I worked closely with the Director of Product for Studio (formerly Unstack) to ensure the UI was properly componentised for the design system. Rulesets were carefully documented with the UX team, securing alignment and buy-in from other designers for scaling components across future services.

I ensured existing design system atoms and molecules—such as colours, drop shadows, buttons, and iconography—were implemented correctly, enabling a smooth handover to the design system manager. This ensured consistency and scalability across the platform.

Various components such as tables, modals and dropdowns.

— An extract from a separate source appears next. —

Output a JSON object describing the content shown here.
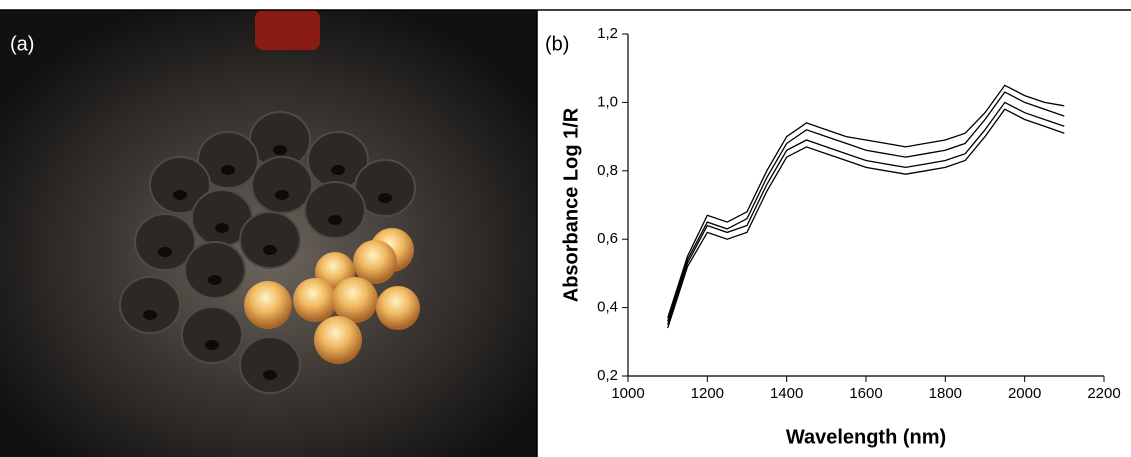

Various sheet components used across the service.

06/Business impact

1

New service launched, enabling merchandisers to manage inventory across multiple locations seamlessly.

25+

New, reusable UI components designed, setting the standard for adoption across other services and simplifying future rebranding efforts.

07/Showcase

Merchandisers can view all locations and add new locations.

Merchandisers can create a location or click on a location to view the details, edit details and manage the inventory.

Merchandisers can add products to a location.

Merchandisers can add products to a location by searching by name, ID or SKU.

Merchandisers can manage the inventory levels of products within a location.

Merchandisers can increment, decrement, allocate or deallocate for any given product within any given location.

Merchandisers can view the change log for each location

Merchandisers can view the change log for any given location to see the changes being made to inventory levels in real time.

Merchandisers can view all products across all locations.